The Vision for Inclusive Investment
MP Raghav Chadha’s proposal centers on using digital tokens to fractionalize ownership of assets traditionally out of reach for average citizens. He envisions a future where middle-class Indians can invest in slices of commercial real estate, highways, and intellectual property. Chadha emphasized the need for “bespoke legislation” and a regulatory sandbox to foster innovation while ensuring safety, positioning India to attract global capital from financial hubs like Singapore and the UAE.
Aligning with Global Financial Evolution
This call for action comes as global finance enters a new phase. Industry leaders have compared the current moment to “the internet in 1996,” signaling a major shift in market infrastructure.

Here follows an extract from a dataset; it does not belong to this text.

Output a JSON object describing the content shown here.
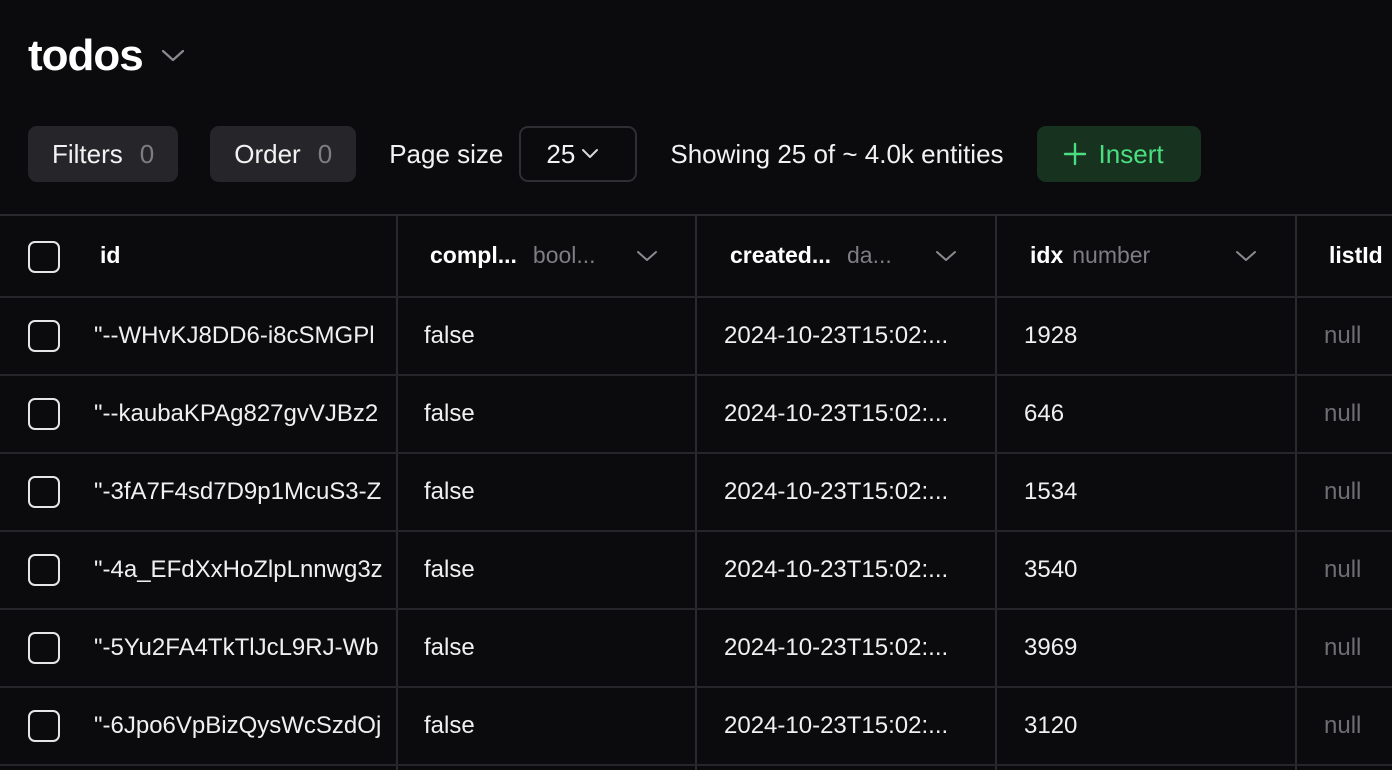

A clear legal framework is seen as essential for India to participate in this evolution rather than watch its assets and innovation migrate offshore.
Industry Leaders Hail Bill as a Strategic Necessity
Reaction from the blockchain and finance sectors has been overwhelmingly positive, framing the proposed bill as a critical step for India’s economic future.
Preventing Capital Flight and Anchoring Innovation
Raj Kapoor, founder of the India Blockchain Alliance, told Decrypt that a tokenization bill is a “strategic necessity” to anchor India within the next global financial architecture. He warned that without clear domestic regulations, India risks seeing its assets, startups, and capital formation move to jurisdictions with friendlier laws, often through complex legal structures that strip value from the domestic economy. Kapoor stressed that the bill is vital for retaining “economic sovereignty.”
Distinguishing Tokenized Assets from Crypto Volatility
A key aspect of the discussion involves clarifying the nature of tokenization. Proponents are careful to distinguish it from the speculative volatility often associated with cryptocurrency markets.
Clarity for Institutions and Middle-Class Investors
Musheer Ahmed of Finstep Asia noted the importance of differentiating between crypto assets and the tokenization of real-world assets (RWAs). A dedicated bill would provide clear rules for financial institutions, mitigate concerns around cross-border flows and money laundering, and safely open high-value asset participation to retail investors. The three-pronged benefit, according to Ahmed, includes regulatory clarity, financial inclusion, and positioning India as a leader in fintech innovation.
The proposed Tokenization Bill represents a significant moment for India’s financial landscape. By leveraging blockchain for fractional ownership, it seeks to democratize wealth-building opportunities, ensure domestic control over a transformative technology, and secure India’s place in the future of global finance.